The mere harshness of some of the replies to this thread is the reason why I won’t tell anyone about the way I feel. I have anxiety due to ptsd and having undiagnosed adhd (diagnosed two years ago) and I have periods of low mood. The only person I talk to is my dh as he is amazing and wants to support me. But the fact I feel like I can’t confide in my friends and family makes me feel really sad. In my opinion OP lots of people in real life are selfish. Some in particular feel that their problems are severe when in reality it’s just day to day stuff that comes with being an adult. They’re to self involved to think about anyone other than themselves.
What a load of shit.

Please read posts from people who explained how draining supporting someone can be. Should people support others at the detriment of their own MH? Is that normal? If you have your issues has it never occurred to you that people have theirs? And it's all relative - you have no right to assume if other people's problems are 'severe' or not.

NoIDontWatchLoveIsland · 07/07/2021 12:07

Sorry you are feeling so down OP.

It sounds like you are very emotionally dependent/over invested in your friends reactions. One incident with friends has you absolutely crushed and you aren't able to brush it off at all.

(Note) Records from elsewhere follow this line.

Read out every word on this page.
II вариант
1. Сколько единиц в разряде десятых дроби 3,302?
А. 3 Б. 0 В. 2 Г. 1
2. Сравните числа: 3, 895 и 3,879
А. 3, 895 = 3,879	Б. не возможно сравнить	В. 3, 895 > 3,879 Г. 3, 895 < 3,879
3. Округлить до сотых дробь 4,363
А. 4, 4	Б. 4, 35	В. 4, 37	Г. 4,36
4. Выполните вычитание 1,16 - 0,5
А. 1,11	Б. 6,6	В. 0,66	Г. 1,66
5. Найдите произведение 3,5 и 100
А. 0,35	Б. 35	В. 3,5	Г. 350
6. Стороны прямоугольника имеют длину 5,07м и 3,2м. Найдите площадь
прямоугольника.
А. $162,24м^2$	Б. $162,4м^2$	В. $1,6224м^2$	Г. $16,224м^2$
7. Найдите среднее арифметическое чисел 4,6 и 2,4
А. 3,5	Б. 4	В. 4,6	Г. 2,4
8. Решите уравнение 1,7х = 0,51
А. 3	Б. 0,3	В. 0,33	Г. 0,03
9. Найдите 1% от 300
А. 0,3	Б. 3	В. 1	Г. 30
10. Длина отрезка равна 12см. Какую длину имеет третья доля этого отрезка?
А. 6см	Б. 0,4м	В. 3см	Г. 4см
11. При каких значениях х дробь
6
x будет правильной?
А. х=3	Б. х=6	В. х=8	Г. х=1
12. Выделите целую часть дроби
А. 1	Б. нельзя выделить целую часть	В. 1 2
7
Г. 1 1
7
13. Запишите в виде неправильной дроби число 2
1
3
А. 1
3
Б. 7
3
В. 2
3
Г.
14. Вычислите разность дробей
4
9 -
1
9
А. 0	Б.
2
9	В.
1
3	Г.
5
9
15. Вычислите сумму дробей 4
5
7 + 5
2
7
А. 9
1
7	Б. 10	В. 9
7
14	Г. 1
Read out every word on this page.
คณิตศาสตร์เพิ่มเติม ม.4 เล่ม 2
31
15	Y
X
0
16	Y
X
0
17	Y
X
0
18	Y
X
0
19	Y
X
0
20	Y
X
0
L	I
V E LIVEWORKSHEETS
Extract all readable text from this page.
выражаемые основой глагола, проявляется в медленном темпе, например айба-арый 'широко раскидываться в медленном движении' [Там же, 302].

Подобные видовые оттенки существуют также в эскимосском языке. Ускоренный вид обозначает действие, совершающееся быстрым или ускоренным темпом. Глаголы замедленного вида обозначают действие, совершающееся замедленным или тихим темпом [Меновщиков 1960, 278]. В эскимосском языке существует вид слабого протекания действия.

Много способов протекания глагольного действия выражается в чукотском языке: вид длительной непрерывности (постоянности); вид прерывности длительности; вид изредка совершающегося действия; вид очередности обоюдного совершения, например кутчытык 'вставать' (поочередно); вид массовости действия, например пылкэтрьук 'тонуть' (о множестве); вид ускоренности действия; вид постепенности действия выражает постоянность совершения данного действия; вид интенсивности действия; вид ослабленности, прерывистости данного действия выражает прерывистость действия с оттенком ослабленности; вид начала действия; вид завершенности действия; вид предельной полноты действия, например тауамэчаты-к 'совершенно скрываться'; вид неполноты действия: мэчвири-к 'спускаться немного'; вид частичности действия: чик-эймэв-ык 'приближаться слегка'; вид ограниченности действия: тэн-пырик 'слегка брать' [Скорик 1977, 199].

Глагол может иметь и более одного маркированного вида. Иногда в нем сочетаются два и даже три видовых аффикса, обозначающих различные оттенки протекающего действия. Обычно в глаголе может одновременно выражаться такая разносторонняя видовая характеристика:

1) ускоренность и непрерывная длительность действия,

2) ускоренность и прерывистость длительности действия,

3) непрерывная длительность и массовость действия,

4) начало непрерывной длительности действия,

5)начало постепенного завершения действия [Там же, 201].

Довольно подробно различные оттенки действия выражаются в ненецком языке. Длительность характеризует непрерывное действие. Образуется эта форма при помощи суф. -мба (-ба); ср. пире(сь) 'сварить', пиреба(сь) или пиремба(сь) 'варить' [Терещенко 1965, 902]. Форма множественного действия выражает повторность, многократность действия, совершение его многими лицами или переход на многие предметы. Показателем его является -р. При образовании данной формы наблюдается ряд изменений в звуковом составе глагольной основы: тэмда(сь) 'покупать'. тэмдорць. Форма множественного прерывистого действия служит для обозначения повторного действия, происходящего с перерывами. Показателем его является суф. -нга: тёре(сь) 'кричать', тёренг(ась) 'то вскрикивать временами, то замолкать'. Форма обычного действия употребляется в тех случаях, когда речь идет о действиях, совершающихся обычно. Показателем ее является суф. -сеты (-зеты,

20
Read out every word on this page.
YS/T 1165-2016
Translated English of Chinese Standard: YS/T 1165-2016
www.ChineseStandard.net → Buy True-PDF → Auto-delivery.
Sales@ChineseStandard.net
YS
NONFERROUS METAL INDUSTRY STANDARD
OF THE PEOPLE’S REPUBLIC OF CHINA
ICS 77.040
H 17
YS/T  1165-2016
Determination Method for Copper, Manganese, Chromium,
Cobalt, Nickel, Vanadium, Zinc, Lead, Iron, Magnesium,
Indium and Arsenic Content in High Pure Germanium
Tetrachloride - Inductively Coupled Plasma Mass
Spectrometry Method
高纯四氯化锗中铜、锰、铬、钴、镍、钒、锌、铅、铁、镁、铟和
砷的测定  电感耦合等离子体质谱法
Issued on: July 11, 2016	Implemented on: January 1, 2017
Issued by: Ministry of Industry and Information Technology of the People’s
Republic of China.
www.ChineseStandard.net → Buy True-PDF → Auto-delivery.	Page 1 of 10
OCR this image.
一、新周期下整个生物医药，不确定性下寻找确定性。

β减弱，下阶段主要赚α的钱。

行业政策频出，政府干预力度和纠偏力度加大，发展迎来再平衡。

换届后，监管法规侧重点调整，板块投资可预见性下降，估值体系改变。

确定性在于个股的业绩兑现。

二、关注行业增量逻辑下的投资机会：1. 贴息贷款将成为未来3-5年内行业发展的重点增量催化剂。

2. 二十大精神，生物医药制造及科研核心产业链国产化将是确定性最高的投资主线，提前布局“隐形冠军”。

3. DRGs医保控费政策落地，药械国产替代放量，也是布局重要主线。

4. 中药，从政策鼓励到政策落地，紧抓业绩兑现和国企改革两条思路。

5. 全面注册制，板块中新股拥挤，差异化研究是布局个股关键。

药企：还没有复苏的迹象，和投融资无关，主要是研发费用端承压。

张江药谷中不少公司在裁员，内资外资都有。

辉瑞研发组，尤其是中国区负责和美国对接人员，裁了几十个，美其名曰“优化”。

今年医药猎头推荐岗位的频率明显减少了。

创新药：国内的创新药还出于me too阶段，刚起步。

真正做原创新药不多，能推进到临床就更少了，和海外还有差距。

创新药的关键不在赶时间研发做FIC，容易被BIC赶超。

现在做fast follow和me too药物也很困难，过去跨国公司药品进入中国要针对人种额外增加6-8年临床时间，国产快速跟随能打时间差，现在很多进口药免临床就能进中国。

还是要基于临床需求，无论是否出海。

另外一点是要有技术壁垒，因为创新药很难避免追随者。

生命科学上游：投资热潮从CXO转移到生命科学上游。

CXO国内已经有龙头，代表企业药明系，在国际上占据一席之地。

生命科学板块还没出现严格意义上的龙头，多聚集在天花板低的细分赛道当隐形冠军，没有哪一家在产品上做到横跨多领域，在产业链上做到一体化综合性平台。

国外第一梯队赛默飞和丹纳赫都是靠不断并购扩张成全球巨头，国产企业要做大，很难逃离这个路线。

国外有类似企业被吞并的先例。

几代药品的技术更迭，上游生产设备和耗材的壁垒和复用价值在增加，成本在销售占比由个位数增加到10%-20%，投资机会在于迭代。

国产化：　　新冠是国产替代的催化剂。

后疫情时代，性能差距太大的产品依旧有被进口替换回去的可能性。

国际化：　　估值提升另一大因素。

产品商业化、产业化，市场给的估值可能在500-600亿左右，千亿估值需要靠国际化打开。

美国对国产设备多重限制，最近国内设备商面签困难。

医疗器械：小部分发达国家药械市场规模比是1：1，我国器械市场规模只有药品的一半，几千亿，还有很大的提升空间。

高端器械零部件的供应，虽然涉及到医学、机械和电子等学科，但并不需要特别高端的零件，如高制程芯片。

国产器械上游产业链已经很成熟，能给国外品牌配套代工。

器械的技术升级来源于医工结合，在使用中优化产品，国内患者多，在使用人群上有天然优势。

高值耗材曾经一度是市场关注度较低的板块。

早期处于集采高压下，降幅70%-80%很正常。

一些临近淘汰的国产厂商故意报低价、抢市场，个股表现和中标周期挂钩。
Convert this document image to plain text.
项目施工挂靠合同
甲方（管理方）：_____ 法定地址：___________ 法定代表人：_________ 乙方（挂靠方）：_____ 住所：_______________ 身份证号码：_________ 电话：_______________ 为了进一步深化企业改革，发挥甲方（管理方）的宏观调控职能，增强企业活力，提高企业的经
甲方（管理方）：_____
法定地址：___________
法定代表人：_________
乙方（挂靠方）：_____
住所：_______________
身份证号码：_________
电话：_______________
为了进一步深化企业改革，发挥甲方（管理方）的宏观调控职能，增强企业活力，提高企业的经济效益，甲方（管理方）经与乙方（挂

It would help you to be more resilient if you could scaffold yourself a bit, so that no one single thing leaves you so hurt - hobbies, volunteering, different groups of friends, maybe a pet if you could manage one, exercise (preferably with social contact - could you find a running, walking or cycling buddy?).

FrangipaniDeLaSqueegeeMop · 07/07/2021 12:08

@Rinoa86

I’m talking about my friends and their own problems. They moan about housework, lack of sleep, their dh’s being lazy slobbing around the house watching football. I wish that’s all I had to worry about.
For many that can be absolutely soul destroying. For SO many it's not big large events that kills people, it's the every day struggle and drudgery

How dare you dismiss other people's problems and expect infinite support for yours.

MichelleScarn · 07/07/2021 12:50

^Rinoa86

I’m talking about my friends and their own problems. They moan about housework, lack of sleep, their dh’s being lazy slobbing around the house watching football. I wish that’s all I had to worry about.^

*For many that can be absolutely soul destroying. For SO many it's not big large events that kills people, it's the every day struggle and drudgery

How dare you dismiss other people's problems and expect infinite support for yours.*
Absolutely agree with frangi here, I'm actually quite astounded at the responses from some posters who seem to be so angry at their friends for not providing the exact response and 100% attention 24/7 and how selfish is it of them to consider any part of their own life.

FrangipaniDeLaSqueegeeMop · 07/07/2021 12:54

Indeed@MichelleScarn

As someone rightly pointed out earlier, depression and suicide are for psychologists to deal with, not friends. And yea the NHS can be shit but that doesn't mean anyone you choose that day should plug the gap in that support

Oblomov21 · 07/07/2021 18:00

"The mere harshness of some of the replies to this thread is the reason why I won’t tell anyone about the way I feel."

That post by Rino is really insulting and way off the mark.

No one said anything of the sort. I certainly didn't.

Many of us support friends with all kind of woes, problems, anxiety and feeling miserable. I do.
But severe depression and suicidal thought are not minor. And need professional support and care.

How you can dispute that baffles me.